Derzeit werden in allen Bereichen der Justiz – bei Staatsanwaltschaften, Gerichten und Gerichtsvollziehern – im Zuge von Modernisierungsvorhaben umfassende Systeme der automatisierten Datenverarbeitung eingeführt mit der Folge, daß sensible personenbezogene Daten auch hier in viel stärkerem Maße verfügbar werden als bisher. Sogar die Beauftragung Privater mit der Verarbeitung sensibler Justizdaten wird erwogen. Gerade vor dem Hintergrund dieser vollkommen neuen Qualität der Datenverarbeitung in der Justiz wird deutlich, daß die Rechtsprechung des Bundesverfassungsgerichts zum sogenannten Übergangsbonus hier keine tragfähige Grundlage für Eingriffe in die informationelle Selbstbestimmung mehr darstellen kann. Vielmehr müssen die Entscheidungen des Gesetzgebers den Maßstab für die weitere technische Ausgestaltung der Datenverarbeitung innerhalb der Justiz bilden und nicht umgekehrt. Dabei ist nicht nur für formell ausreichende Rechtsgrundlagen Sorge zu tragen. Auch Fragen der Datensicherheit und der Ordnungsmäßigkeit der Datenverarbeitung bedürfen der Regelung.

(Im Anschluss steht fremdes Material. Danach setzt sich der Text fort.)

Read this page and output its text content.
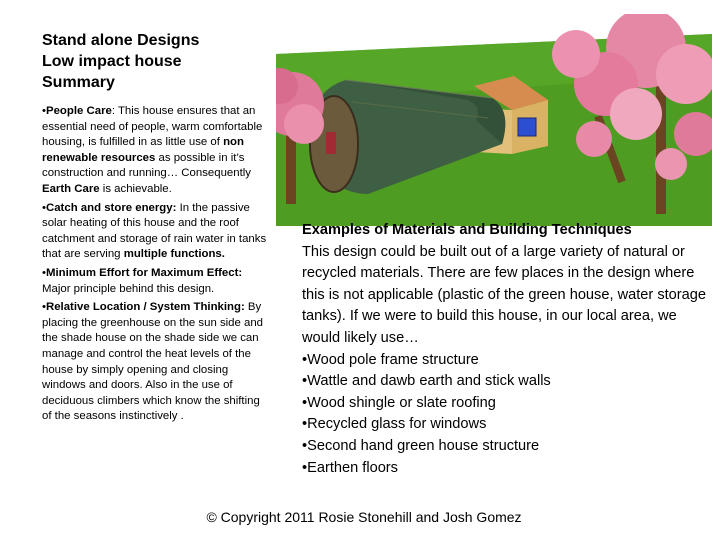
Stand alone Designs
Low impact house
Summary

•People Care: This house ensures that an essential need of people, warm comfortable housing, is fulfilled in as little use of non renewable resources as possible in it’s construction and running… Consequently Earth Care is achievable.

•Catch and store energy: In the passive solar heating of this house and the roof catchment and storage of rain water in tanks that are serving multiple functions.

•Minimum Effort for Maximum Effect: Major principle behind this design.

•Relative Location / System Thinking: By placing the greenhouse on the sun side and the shade house on the shade side we can manage and control the heat levels of the house by simply opening and closing windows and doors. Also in the use of deciduous climbers which know the shifting of the seasons instinctively .

Examples of Materials and Building Techniques
This design could be built out of a large variety of natural or recycled materials. There are few places in the design where this is not applicable (plastic of the green house, water storage tanks). If we were to build this house, in our local area, we would likely use…
•Wood pole frame structure
•Wattle and dawb earth and stick walls
•Wood shingle or slate roofing
•Recycled glass for windows
•Second hand green house structure
•Earthen floors
© Copyright 2011 Rosie Stonehill and Josh Gomez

Seit dem Volkszählungsurteil des Bundesverfassungsgerichts sind 15 Jahre vergangen. Dennoch werden ausgerechnet im Bereich der Justiz sensible personenbezogene Daten nach wie vor ohne die vom Bundesverfassungsgericht geforderten bereichsspezifischen gesetzlichen Grundlagen erhoben und verarbeitet.

Die Datenschutzbeauftragten des Bundes und der Länder bekräftigen deshalb im Anschluß an ihren Beschluß der 48. Konferenz vom 26./27.09.1994 in Potsdam ihre wiederholten Forderungen zu bereichsspezifischen Regelungen bei der Justiz.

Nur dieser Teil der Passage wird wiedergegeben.